Diese Molkereigenossenschaft plante - damals am Ortsrand - an der Weckesheimer Straße eine seinerzeit modernst ausgestattete Dampf-Molkerei mit einem Eisraum von beachtlichen 30qm bei 4,5m höhe (135 Kubikmeter) zu errichten. Im November 1893 wurde der Bau genehmigt und von seiner Fertigstellung an diente das Gebäude fast 70 Jahre lang der Verwertung der hiesigen Milchproduktion. Ein sehr schöner bebilderter Wiki-Artikel zu einer Molkerei aus der gleichen Bauzeit ist hier zu finden.

1904 erfolgt für die Molkereigenossenschaft unterhalb der Horloffbrücke in den Wirrgärten auf dem Flurstück 631 die Anlage eines Eisteiches zur Gewinnung von Kühleis für den 135 Kubikmeter großen Eiskeller in der Molkerei.

Neben dem Milchverkauf, produzierte man Sauermilchkäse und -speisequark, Butter und Buttermilch; Trockenquark wurde an Käsereien verkauft. In einer Anzeige aus dem Jahre 1906 wirbt man mit der Produktion feiner Tafelbutter aus pasteurisiertem Rahm. 1904 wurde an der Kreisstraße nach Bingenheim neben der Horloffbrücke ein Eisteich errichtet. 1929 ist das Gebäude durch einen Anbau erweitert worden. Durch die Verordnung über den Zusammenschluß der deutschen Milch-, Fett- und Eierwirtschaft vom 11. Mai 1943 wurden der Molkerei einige neue Gemeinden zugeteilt, so daß die Genossenschaft nun über 500 Mitglieder hatte. In den 30er und 40er Jahren lag damit die tägliche Milchanlieferung zwischen 8000 und 10000 Litern.

Nach dem Zusammenbruch der Wetterauer Großmast und Zuchtanstalt GmbH in den 1950er Jahren wurde deren Areal von der Molkereigenossenschaft erworben und dadurch das Firmengrundstück erweitert.
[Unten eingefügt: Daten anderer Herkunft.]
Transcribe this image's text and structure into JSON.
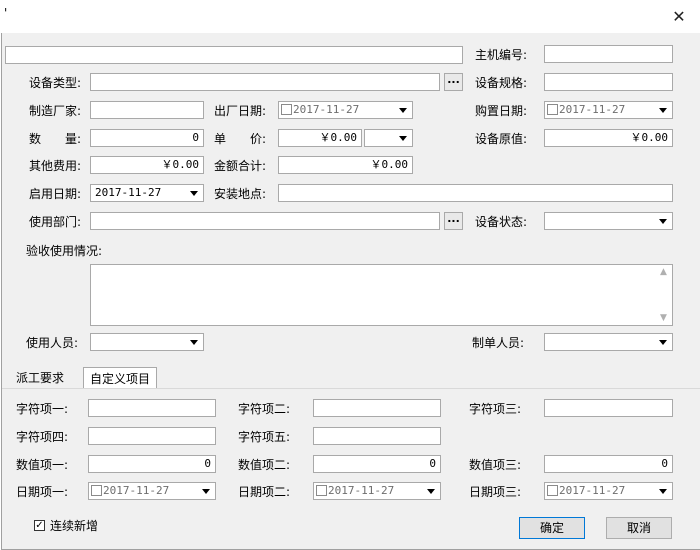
{
  "window": {
    "title": "'",
    "close_glyph": "✕"
  },
  "form": {
    "host_no_label": "主机编号:",
    "device_type_label": "设备类型:",
    "device_spec_label": "设备规格:",
    "manufacturer_label": "制造厂家:",
    "factory_date_label": "出厂日期:",
    "factory_date_value": "2017-11-27",
    "purchase_date_label": "购置日期:",
    "purchase_date_value": "2017-11-27",
    "quantity_label": "数　　量:",
    "quantity_value": "0",
    "unit_price_label": "单　　价:",
    "unit_price_value": "￥0.00",
    "original_value_label": "设备原值:",
    "original_value_value": "￥0.00",
    "other_fee_label": "其他费用:",
    "other_fee_value": "￥0.00",
    "total_label": "金额合计:",
    "total_value": "￥0.00",
    "enable_date_label": "启用日期:",
    "enable_date_value": "2017-11-27",
    "install_location_label": "安装地点:",
    "department_label": "使用部门:",
    "device_status_label": "设备状态:",
    "acceptance_label": "验收使用情况:",
    "user_label": "使用人员:",
    "creator_label": "制单人员:",
    "ellipsis": "..."
  },
  "tabs": [
    {
      "label": "派工要求"
    },
    {
      "label": "自定义项目"
    }
  ],
  "custom": {
    "char1_label": "字符项一:",
    "char2_label": "字符项二:",
    "char3_label": "字符项三:",
    "char4_label": "字符项四:",
    "char5_label": "字符项五:",
    "num1_label": "数值项一:",
    "num1_value": "0",
    "num2_label": "数值项二:",
    "num2_value": "0",
    "num3_label": "数值项三:",
    "num3_value": "0",
    "date1_label": "日期项一:",
    "date1_value": "2017-11-27",
    "date2_label": "日期项二:",
    "date2_value": "2017-11-27",
    "date3_label": "日期项三:",
    "date3_value": "2017-11-27"
  },
  "footer": {
    "continue_label": "连续新增",
    "continue_checked": true,
    "ok_label": "确定",
    "cancel_label": "取消"
  }
}
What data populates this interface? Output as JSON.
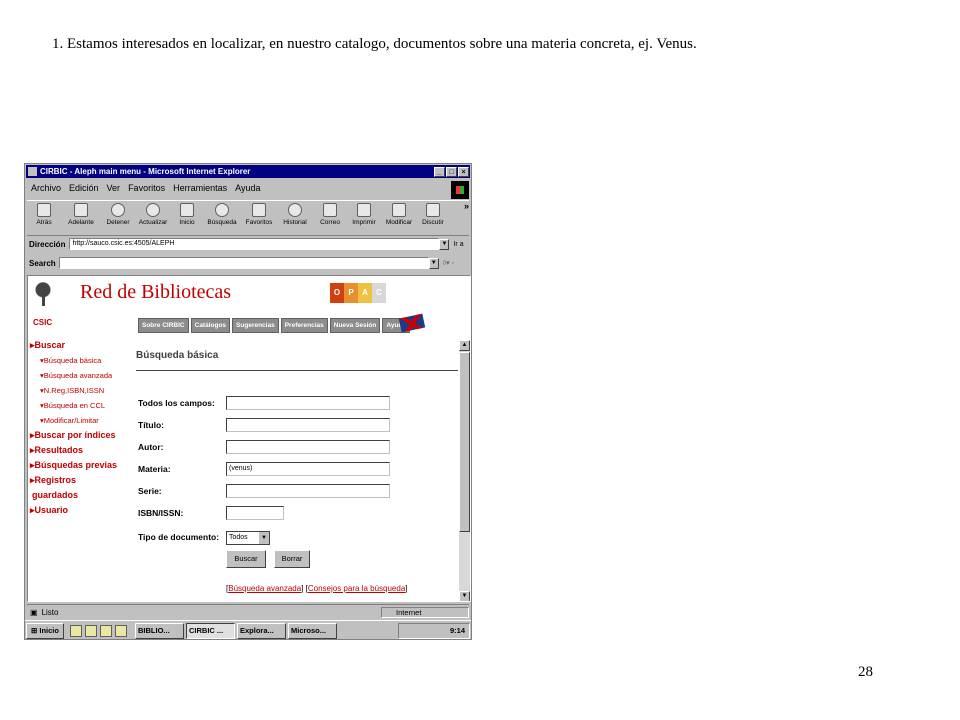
{
  "slide": {
    "caption": "1. Estamos interesados en localizar, en nuestro catalogo, documentos sobre una materia concreta,  ej. Venus.",
    "page_number": "28"
  },
  "window": {
    "title": "CIRBIC - Aleph main menu - Microsoft Internet Explorer",
    "buttons": {
      "min": "_",
      "max": "□",
      "close": "×"
    }
  },
  "menu": [
    "Archivo",
    "Edición",
    "Ver",
    "Favoritos",
    "Herramientas",
    "Ayuda"
  ],
  "toolbar": [
    {
      "label": "Atrás",
      "icon": "back-arrow-icon"
    },
    {
      "label": "Adelante",
      "icon": "forward-arrow-icon"
    },
    {
      "label": "Detener",
      "icon": "stop-icon"
    },
    {
      "label": "Actualizar",
      "icon": "refresh-icon"
    },
    {
      "label": "Inicio",
      "icon": "home-icon"
    },
    {
      "label": "Búsqueda",
      "icon": "search-icon"
    },
    {
      "label": "Favoritos",
      "icon": "favorites-icon"
    },
    {
      "label": "Historial",
      "icon": "history-icon"
    },
    {
      "label": "Correo",
      "icon": "mail-icon"
    },
    {
      "label": "Imprimir",
      "icon": "print-icon"
    },
    {
      "label": "Modificar",
      "icon": "edit-icon"
    },
    {
      "label": "Discutir",
      "icon": "discuss-icon"
    }
  ],
  "toolbar_more": "»",
  "address": {
    "label": "Dirección",
    "url": "http://sauco.csic.es:4505/ALEPH",
    "go": "Ir a"
  },
  "searchbar": {
    "label": "Search"
  },
  "site": {
    "title": "Red de Bibliotecas",
    "org": "CSIC",
    "opac": [
      {
        "letter": "O",
        "color": "#d04010"
      },
      {
        "letter": "P",
        "color": "#e89030"
      },
      {
        "letter": "A",
        "color": "#f0c040"
      },
      {
        "letter": "C",
        "color": "#d8d8d8"
      }
    ],
    "nav": [
      "Sobre CIRBIC",
      "Catálogos",
      "Sugerencias",
      "Preferencias",
      "Nueva Sesión",
      "Ayuda"
    ]
  },
  "sidenav": [
    {
      "label": "Buscar",
      "level": 1
    },
    {
      "label": "Búsqueda básica",
      "level": 2
    },
    {
      "label": "Búsqueda avanzada",
      "level": 2
    },
    {
      "label": "N.Reg,ISBN,ISSN",
      "level": 2
    },
    {
      "label": "Búsqueda en CCL",
      "level": 2
    },
    {
      "label": "Modificar/Limitar",
      "level": 2
    },
    {
      "label": "Buscar por índices",
      "level": 1
    },
    {
      "label": "Resultados",
      "level": 1
    },
    {
      "label": "Búsquedas previas",
      "level": 1
    },
    {
      "label": "Registros",
      "level": 1
    },
    {
      "label": "guardados",
      "level": 0
    },
    {
      "label": "Usuario",
      "level": 1
    }
  ],
  "form": {
    "heading": "Búsqueda básica",
    "fields": [
      {
        "label": "Todos los campos:",
        "value": ""
      },
      {
        "label": "Título:",
        "value": ""
      },
      {
        "label": "Autor:",
        "value": ""
      },
      {
        "label": "Materia:",
        "value": "(venus)"
      },
      {
        "label": "Serie:",
        "value": ""
      },
      {
        "label": "ISBN/ISSN:",
        "value": ""
      }
    ],
    "doc_type_label": "Tipo de documento:",
    "doc_type_value": "Todos",
    "search_button": "Buscar",
    "clear_button": "Borrar",
    "link_advanced": "Búsqueda avanzada",
    "link_tips": "Consejos para la búsqueda"
  },
  "status": {
    "text": "Listo",
    "zone": "Internet"
  },
  "taskbar": {
    "start": "Inicio",
    "tasks": [
      "BIBLIO...",
      "CIRBIC ...",
      "Explora...",
      "Microso..."
    ],
    "active_index": 1,
    "clock": "9:14"
  }
}
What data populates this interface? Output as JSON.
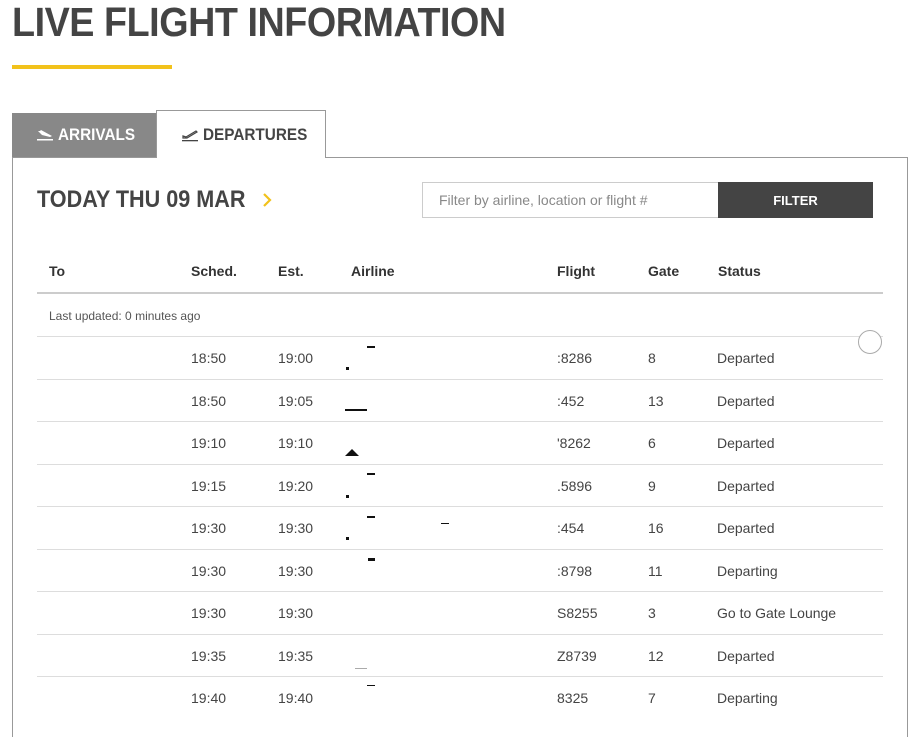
{
  "page": {
    "title": "LIVE FLIGHT INFORMATION"
  },
  "tabs": [
    {
      "label": "ARRIVALS",
      "icon": "plane-landing-icon",
      "active": false
    },
    {
      "label": "DEPARTURES",
      "icon": "plane-takeoff-icon",
      "active": true
    }
  ],
  "date_heading": "TODAY THU 09 MAR",
  "search": {
    "placeholder": "Filter by airline, location or flight #",
    "value": ""
  },
  "filter_label": "FILTER",
  "columns": {
    "to": "To",
    "sched": "Sched.",
    "est": "Est.",
    "airline": "Airline",
    "flight": "Flight",
    "gate": "Gate",
    "status": "Status"
  },
  "last_updated": "Last updated: 0 minutes ago",
  "flights": [
    {
      "to": "",
      "sched": "18:50",
      "est": "19:00",
      "flight": ":8286",
      "gate": "8",
      "status": "Departed"
    },
    {
      "to": "",
      "sched": "18:50",
      "est": "19:05",
      "flight": ":452",
      "gate": "13",
      "status": "Departed"
    },
    {
      "to": "",
      "sched": "19:10",
      "est": "19:10",
      "flight": "'8262",
      "gate": "6",
      "status": "Departed"
    },
    {
      "to": "",
      "sched": "19:15",
      "est": "19:20",
      "flight": ".5896",
      "gate": "9",
      "status": "Departed"
    },
    {
      "to": "",
      "sched": "19:30",
      "est": "19:30",
      "flight": ":454",
      "gate": "16",
      "status": "Departed"
    },
    {
      "to": "",
      "sched": "19:30",
      "est": "19:30",
      "flight": ":8798",
      "gate": "11",
      "status": "Departing"
    },
    {
      "to": "",
      "sched": "19:30",
      "est": "19:30",
      "flight": "S8255",
      "gate": "3",
      "status": "Go to Gate Lounge"
    },
    {
      "to": "",
      "sched": "19:35",
      "est": "19:35",
      "flight": "Z8739",
      "gate": "12",
      "status": "Departed"
    },
    {
      "to": "",
      "sched": "19:40",
      "est": "19:40",
      "flight": "8325",
      "gate": "7",
      "status": "Departing"
    }
  ],
  "colors": {
    "accent": "#f2c21b",
    "dark": "#444444",
    "tab_inactive": "#888888"
  }
}
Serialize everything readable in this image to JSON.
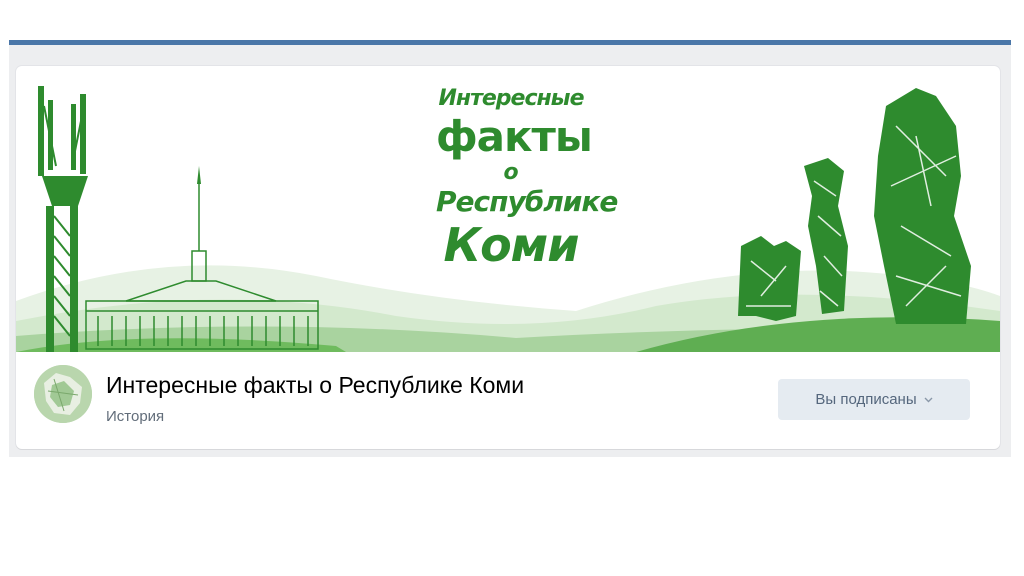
{
  "cover": {
    "title_line1": "Интересные",
    "title_line2": "факты",
    "title_line3": "о",
    "title_line4": "Республике",
    "title_line5": "Коми"
  },
  "group": {
    "name": "Интересные факты о Республике Коми",
    "category": "История"
  },
  "subscribe_button": {
    "label": "Вы подписаны",
    "icon": "chevron-down-icon"
  },
  "colors": {
    "accent_bar": "#4a76a8",
    "cover_green": "#2e8b2e",
    "button_bg": "#e5ebf1",
    "button_text": "#55677d"
  }
}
1959 umfaßt das Einzugsgebiet der Reichelsheimer Molkerei-Genossenschaft außer Reichelsheim selbst die Gemeinden Nieder- Florstadt, Ober Florstadt, Dorn-Assenheim, Beienheim und Weckesheim im Kreis Friedberg sowie Heuchelheim, Blofeld und Leidhecken im Kreis Büdingen. Die Molkerei Reichelsheim hatte im Jahre 1959 eine Anlieferung von 3,7 Millionen Kg Vollmilch gehabt, sie hat im gleichen Jahr 215 484 kg Trinkmilch an Verbraucher unmittelbar abgesetzt und an die Frankfurter Zentralmolkerei 469 680 Kg Vollmilch und 140 003 Kg entrahmte Frischmilch geliefert.
An Käse hatte sie hergestellt:

Speisequark 114767 Kg
40%gen Rahmquark 116537 Kg
20%gen Rahmquark 1624 Kg
10%igen Schichtkäse 165667 Kg

Die Buttererzeugung betrug 102533 Kg. Außerdem wurden 28877 Kg saure Sahne verkauft.
Die Genossenschaft übte auch die Funktion eines Lebensmittelgroßhändlers aus Sie belieferte die Milchkaufleute u.a. mit Pflanzenfett, Pflanzenöl, Margarine, den verschiedensten Käsesorten und mehr.

Als in 1961 der Molkereileiter Eifert verstarb, wurde in der darauffolgenden Generalversammlung der Genossenschaft beschlossen, sich der ZENTRA-Molkerei-Genossenschaft Frankfurt anzuschließen.

Es bestand zwar immer ein zäher Konkurrenzkampf mit den Erzeugnissen anderer Genossenschaften, wobei aber festgestellt werden konnte, daß die Molkerei Reichelsheim nie in Absatzschwieriggkeiten geriet. Im Gegenteil, man bezog noch Rohprodukte anderer Molkereien, um die Nachfrage bedienen zu können.

Aus welchen Gründen auch immer wurde die Molkerei in Reichelsheim nach kürzester Zeit unter ZENTRA geschlossen. Zum 01. Dezember 1962 wurde der Molkereibetrieb stillgelegt und die in diesem Betrieb beschäftigten werden nun regelmäßig mit dem Omnibus zur ihrer neuen Arbeitsstelle nach Frankfurt gebracht.
Die von den Gemeinden Reichelsheim, Nieder- und Ober-Florstadt, Dorn-Assenheim, Beienheim, Weckesheim, Heuchelheim, Blofeld und Leidhecken angelieferte Milch wird nun in die Molkerei nach Nieder Wöllstadt gefahren.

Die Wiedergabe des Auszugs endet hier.